Le même jour, le Conseil des Etats s'est quant à lui prononcé sur la redéfinition du viol, acceptant notamment d'intégrer l'état de sidération (lorsque la personne est incapable de réagir). Elle restera toutefois basée sur le refus: pour que le viol soit reconnu et condamnable, la victime doit s'y opposer, verbalement ou non verbalement. Cette définition est en opposition à la solution du «seul un oui est un oui», basée quant à elle sur le consentement de toutes les parties impliquées.
Deux décisions prisent la veille du 8 mars, Journée internationale du droit des femmes, qui illustrent la réticence encore présente chez certains parlementaires lorsqu'il s'agit d'égalité des genres. Explications.
Sur Twitter, Santé sexuelle suisse a réagit au maintien de l'avortement dans le Code pénal:
#Initiative parlementaire 22.432 rejetée : déception face à cette décision peu courageuse. Nous continuerons à nous engager pour que les obstacles à l’accès à l’#avortement soient supprimés. Communiqué de presse 👉https://t.co/SEG3JD3nFM pic.twitter.com/RNA2DIjTQ9
— Sexuelle Gesundheit Schweiz/ Santé Sexuelle Suisse (@SGCH_SSCH) March 7, 2023
Léonore Porchet (Verts/VD) est à l'origine de cette initiative (déposée en juin 2022). Citée par la RTS, elle réagit à la décision du national et regrette «qu'aujourd'hui encore, les personnes concernées soient culpabilisées pour leur décision ou subissent des pressions pour renoncer à un avortement».

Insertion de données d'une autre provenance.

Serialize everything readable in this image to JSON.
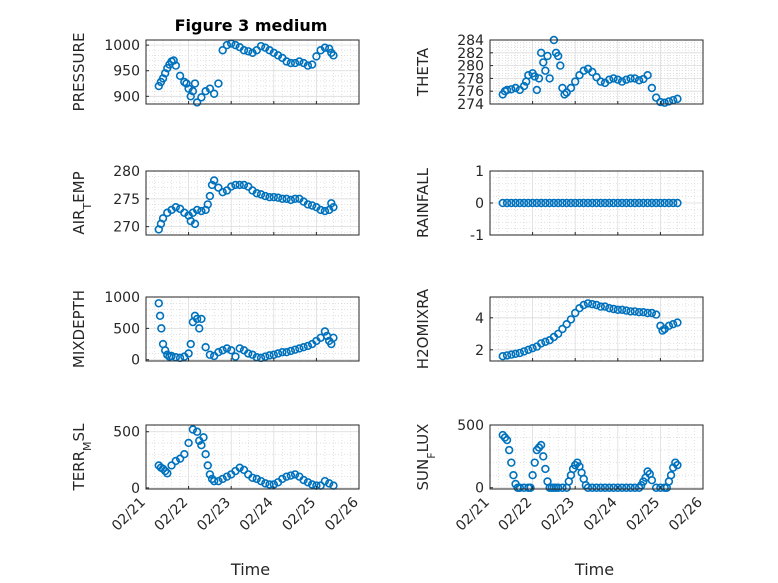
{
  "figure": {
    "title": "Figure 3 medium",
    "xlabel": "Time",
    "xticks": [
      "02/21",
      "02/22",
      "02/23",
      "02/24",
      "02/25",
      "02/26"
    ],
    "marker_color": "#0072BD"
  },
  "chart_data": [
    {
      "type": "scatter",
      "ylabel": "PRESSURE",
      "ylabel_parts": [
        [
          "PRESSURE",
          ""
        ]
      ],
      "ylim": [
        885,
        1010
      ],
      "yticks": [
        900,
        950,
        1000
      ],
      "xlim": [
        21,
        26
      ],
      "grid": true,
      "x": [
        21.3,
        21.35,
        21.4,
        21.45,
        21.5,
        21.55,
        21.6,
        21.65,
        21.7,
        21.8,
        21.9,
        21.95,
        22.0,
        22.05,
        22.1,
        22.15,
        22.2,
        22.3,
        22.4,
        22.5,
        22.6,
        22.7,
        22.8,
        22.9,
        23.0,
        23.1,
        23.2,
        23.3,
        23.4,
        23.5,
        23.6,
        23.7,
        23.8,
        23.9,
        24.0,
        24.1,
        24.2,
        24.3,
        24.4,
        24.5,
        24.6,
        24.7,
        24.8,
        24.9,
        25.0,
        25.1,
        25.2,
        25.3,
        25.35,
        25.4
      ],
      "y": [
        920,
        928,
        935,
        945,
        955,
        962,
        968,
        970,
        960,
        940,
        928,
        925,
        915,
        900,
        910,
        925,
        888,
        898,
        910,
        915,
        905,
        925,
        990,
        1000,
        1003,
        1000,
        996,
        990,
        988,
        985,
        990,
        998,
        995,
        990,
        985,
        980,
        975,
        968,
        965,
        965,
        968,
        965,
        960,
        962,
        978,
        990,
        995,
        993,
        985,
        980
      ]
    },
    {
      "type": "scatter",
      "ylabel": "THETA",
      "ylabel_parts": [
        [
          "THETA",
          ""
        ]
      ],
      "ylim": [
        274,
        284
      ],
      "yticks": [
        274,
        276,
        278,
        280,
        282,
        284
      ],
      "xlim": [
        21,
        26
      ],
      "grid": true,
      "x": [
        21.3,
        21.35,
        21.4,
        21.5,
        21.6,
        21.7,
        21.8,
        21.85,
        21.9,
        22.0,
        22.05,
        22.1,
        22.15,
        22.2,
        22.25,
        22.3,
        22.35,
        22.4,
        22.5,
        22.55,
        22.6,
        22.65,
        22.7,
        22.75,
        22.8,
        22.9,
        23.0,
        23.1,
        23.2,
        23.3,
        23.4,
        23.5,
        23.6,
        23.7,
        23.8,
        23.9,
        24.0,
        24.1,
        24.2,
        24.3,
        24.4,
        24.5,
        24.6,
        24.7,
        24.8,
        24.9,
        25.0,
        25.1,
        25.2,
        25.3,
        25.4
      ],
      "y": [
        275.5,
        276,
        276.2,
        276.3,
        276.5,
        276.2,
        276.8,
        277.5,
        278.5,
        278.8,
        278.3,
        276.2,
        278,
        282,
        280.5,
        279.2,
        281.5,
        278,
        284,
        282,
        281.5,
        280,
        276.5,
        275.5,
        275.8,
        276.5,
        277.5,
        278.5,
        279.2,
        279.5,
        279,
        278.2,
        277.5,
        277.3,
        277.8,
        278,
        277.8,
        277.5,
        277.8,
        278,
        278,
        277.7,
        277.9,
        278.5,
        276.5,
        275,
        274.3,
        274.2,
        274.4,
        274.6,
        274.8
      ]
    },
    {
      "type": "scatter",
      "ylabel": "AIR_TEMP",
      "ylabel_parts": [
        [
          "AIR",
          ""
        ],
        [
          "T",
          "sub"
        ],
        [
          "EMP",
          ""
        ]
      ],
      "ylim": [
        268.5,
        280
      ],
      "yticks": [
        270,
        275,
        280
      ],
      "xlim": [
        21,
        26
      ],
      "grid": true,
      "x": [
        21.3,
        21.35,
        21.4,
        21.5,
        21.6,
        21.7,
        21.8,
        21.9,
        22.0,
        22.05,
        22.1,
        22.15,
        22.2,
        22.3,
        22.4,
        22.45,
        22.5,
        22.55,
        22.6,
        22.7,
        22.8,
        22.9,
        23.0,
        23.1,
        23.2,
        23.3,
        23.4,
        23.5,
        23.6,
        23.7,
        23.8,
        23.9,
        24.0,
        24.1,
        24.2,
        24.3,
        24.4,
        24.5,
        24.6,
        24.7,
        24.8,
        24.9,
        25.0,
        25.1,
        25.2,
        25.3,
        25.35,
        25.4
      ],
      "y": [
        269.5,
        270.5,
        271.5,
        272.5,
        273,
        273.5,
        273.2,
        272.5,
        272,
        271,
        272.5,
        270.5,
        273,
        272.8,
        273,
        274,
        275.5,
        277.5,
        278.3,
        277,
        276.2,
        276.5,
        277.2,
        277.5,
        277.5,
        277.5,
        277.2,
        276.5,
        276,
        275.8,
        275.5,
        275.3,
        275.3,
        275.2,
        275,
        275,
        274.8,
        275,
        275,
        274.5,
        274,
        273.8,
        273.5,
        273,
        272.8,
        273,
        274.2,
        273.5
      ]
    },
    {
      "type": "scatter",
      "ylabel": "RAINFALL",
      "ylabel_parts": [
        [
          "RAINFALL",
          ""
        ]
      ],
      "ylim": [
        -1,
        1
      ],
      "yticks": [
        -1,
        0,
        1
      ],
      "xlim": [
        21,
        26
      ],
      "grid": true,
      "x": [
        21.3,
        21.4,
        21.5,
        21.6,
        21.7,
        21.8,
        21.9,
        22.0,
        22.1,
        22.2,
        22.3,
        22.4,
        22.5,
        22.6,
        22.7,
        22.8,
        22.9,
        23.0,
        23.1,
        23.2,
        23.3,
        23.4,
        23.5,
        23.6,
        23.7,
        23.8,
        23.9,
        24.0,
        24.1,
        24.2,
        24.3,
        24.4,
        24.5,
        24.6,
        24.7,
        24.8,
        24.9,
        25.0,
        25.1,
        25.2,
        25.3,
        25.4
      ],
      "y": [
        0,
        0,
        0,
        0,
        0,
        0,
        0,
        0,
        0,
        0,
        0,
        0,
        0,
        0,
        0,
        0,
        0,
        0,
        0,
        0,
        0,
        0,
        0,
        0,
        0,
        0,
        0,
        0,
        0,
        0,
        0,
        0,
        0,
        0,
        0,
        0,
        0,
        0,
        0,
        0,
        0,
        0
      ]
    },
    {
      "type": "scatter",
      "ylabel": "MIXDEPTH",
      "ylabel_parts": [
        [
          "MIXDEPTH",
          ""
        ]
      ],
      "ylim": [
        -20,
        1000
      ],
      "yticks": [
        0,
        500,
        1000
      ],
      "xlim": [
        21,
        26
      ],
      "grid": true,
      "x": [
        21.3,
        21.33,
        21.36,
        21.4,
        21.45,
        21.5,
        21.55,
        21.6,
        21.7,
        21.8,
        21.9,
        22.0,
        22.05,
        22.1,
        22.15,
        22.2,
        22.25,
        22.3,
        22.4,
        22.5,
        22.6,
        22.7,
        22.8,
        22.9,
        23.0,
        23.1,
        23.2,
        23.3,
        23.4,
        23.5,
        23.6,
        23.7,
        23.8,
        23.9,
        24.0,
        24.1,
        24.2,
        24.3,
        24.4,
        24.5,
        24.6,
        24.7,
        24.8,
        24.9,
        25.0,
        25.1,
        25.2,
        25.25,
        25.3,
        25.35,
        25.4
      ],
      "y": [
        900,
        700,
        500,
        250,
        150,
        80,
        50,
        60,
        40,
        30,
        50,
        100,
        250,
        600,
        700,
        650,
        500,
        650,
        200,
        80,
        60,
        120,
        150,
        180,
        150,
        50,
        180,
        150,
        100,
        80,
        40,
        30,
        50,
        70,
        80,
        100,
        120,
        120,
        140,
        160,
        180,
        200,
        220,
        250,
        300,
        350,
        450,
        380,
        300,
        250,
        350
      ]
    },
    {
      "type": "scatter",
      "ylabel": "H2OMIXRA",
      "ylabel_parts": [
        [
          "H2OMIXRA",
          ""
        ]
      ],
      "ylim": [
        1.3,
        5.3
      ],
      "yticks": [
        2,
        4
      ],
      "xlim": [
        21,
        26
      ],
      "grid": true,
      "x": [
        21.3,
        21.4,
        21.5,
        21.6,
        21.7,
        21.8,
        21.9,
        22.0,
        22.1,
        22.2,
        22.3,
        22.4,
        22.5,
        22.6,
        22.7,
        22.8,
        22.9,
        23.0,
        23.1,
        23.2,
        23.3,
        23.4,
        23.5,
        23.6,
        23.7,
        23.8,
        23.9,
        24.0,
        24.1,
        24.2,
        24.3,
        24.4,
        24.5,
        24.6,
        24.7,
        24.8,
        24.9,
        25.0,
        25.05,
        25.1,
        25.2,
        25.3,
        25.4
      ],
      "y": [
        1.6,
        1.65,
        1.7,
        1.75,
        1.8,
        1.9,
        2.0,
        2.1,
        2.2,
        2.4,
        2.5,
        2.6,
        2.8,
        3.0,
        3.3,
        3.6,
        3.9,
        4.3,
        4.6,
        4.8,
        4.9,
        4.85,
        4.8,
        4.7,
        4.7,
        4.6,
        4.55,
        4.5,
        4.5,
        4.45,
        4.4,
        4.4,
        4.35,
        4.35,
        4.3,
        4.3,
        4.2,
        3.5,
        3.2,
        3.3,
        3.5,
        3.6,
        3.7
      ]
    },
    {
      "type": "scatter",
      "ylabel": "TERR_MSL",
      "ylabel_parts": [
        [
          "TERR",
          ""
        ],
        [
          "M",
          "sub"
        ],
        [
          "SL",
          ""
        ]
      ],
      "ylim": [
        -10,
        560
      ],
      "yticks": [
        0,
        500
      ],
      "xlim": [
        21,
        26
      ],
      "grid": true,
      "x": [
        21.3,
        21.35,
        21.4,
        21.45,
        21.5,
        21.6,
        21.7,
        21.8,
        21.9,
        22.0,
        22.1,
        22.2,
        22.25,
        22.3,
        22.35,
        22.4,
        22.45,
        22.5,
        22.55,
        22.6,
        22.7,
        22.8,
        22.9,
        23.0,
        23.1,
        23.2,
        23.3,
        23.4,
        23.5,
        23.6,
        23.7,
        23.8,
        23.9,
        24.0,
        24.1,
        24.2,
        24.3,
        24.4,
        24.5,
        24.6,
        24.7,
        24.8,
        24.9,
        25.0,
        25.1,
        25.2,
        25.3,
        25.4
      ],
      "y": [
        200,
        180,
        170,
        150,
        130,
        200,
        240,
        260,
        300,
        400,
        520,
        500,
        420,
        380,
        450,
        300,
        200,
        120,
        80,
        60,
        60,
        80,
        100,
        120,
        150,
        180,
        160,
        120,
        90,
        80,
        60,
        40,
        30,
        30,
        50,
        80,
        100,
        110,
        120,
        100,
        70,
        50,
        30,
        20,
        20,
        60,
        40,
        20
      ]
    },
    {
      "type": "scatter",
      "ylabel": "SUN_FLUX",
      "ylabel_parts": [
        [
          "SUN",
          ""
        ],
        [
          "F",
          "sub"
        ],
        [
          "LUX",
          ""
        ]
      ],
      "ylim": [
        -10,
        500
      ],
      "yticks": [
        0,
        500
      ],
      "xlim": [
        21,
        26
      ],
      "grid": true,
      "x": [
        21.3,
        21.35,
        21.4,
        21.45,
        21.5,
        21.55,
        21.6,
        21.65,
        21.7,
        21.8,
        21.9,
        21.95,
        22.0,
        22.05,
        22.1,
        22.15,
        22.2,
        22.25,
        22.3,
        22.35,
        22.4,
        22.45,
        22.5,
        22.55,
        22.6,
        22.7,
        22.8,
        22.85,
        22.9,
        22.95,
        23.0,
        23.05,
        23.1,
        23.15,
        23.2,
        23.25,
        23.3,
        23.4,
        23.5,
        23.6,
        23.7,
        23.8,
        23.9,
        24.0,
        24.1,
        24.2,
        24.3,
        24.4,
        24.5,
        24.55,
        24.6,
        24.65,
        24.7,
        24.75,
        24.8,
        24.9,
        25.0,
        25.1,
        25.15,
        25.2,
        25.25,
        25.3,
        25.35,
        25.4
      ],
      "y": [
        420,
        400,
        380,
        300,
        200,
        100,
        30,
        0,
        0,
        0,
        0,
        0,
        100,
        200,
        300,
        320,
        340,
        250,
        150,
        50,
        0,
        0,
        0,
        0,
        0,
        0,
        0,
        50,
        100,
        150,
        180,
        200,
        170,
        120,
        70,
        20,
        0,
        0,
        0,
        0,
        0,
        0,
        0,
        0,
        0,
        0,
        0,
        0,
        0,
        20,
        50,
        80,
        130,
        110,
        60,
        0,
        0,
        0,
        0,
        50,
        100,
        160,
        200,
        180
      ]
    }
  ]
}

Noëmi Grütter, co-présidente de Santé sexuelle suisse, affirme quant à elle que la pénalisation de l'avortement ne correspond plus à la réalité en Suisse. Pourquoi? Premièrement, car selon le Code pénal, les personnes concernées doivent se justifier en invoquant une situation de détresse pour avoir recourt à cette procédure. «Une personne qui souhaite avorter n'est pas forcément en situation de détresse», explique-t-elle. «Elle n'a peut-être simplement pas envie d'avoir un enfant, point». Et d'ajouter:
Secondement, aucun avortement n'a été pénalement condamné depuis 20 ans. Un constat qui amène Santé sexuelle suisse à se questionner sur la pertinence de son maintient dans le Code pénal. Yves Nidegger (UDC/GE) justifie toutefois:
Noëmi Grütter ne se décourage pas pour autant, et pour cause: l'initiative n'a été rejetée que de 99 voix contre 91, avec 6 abstentions. Elle espère qu'un jour, l'avortement (dans un délai de 12 semaines) sera inscrit dans une loi sur la santé sexuelle, par exemple.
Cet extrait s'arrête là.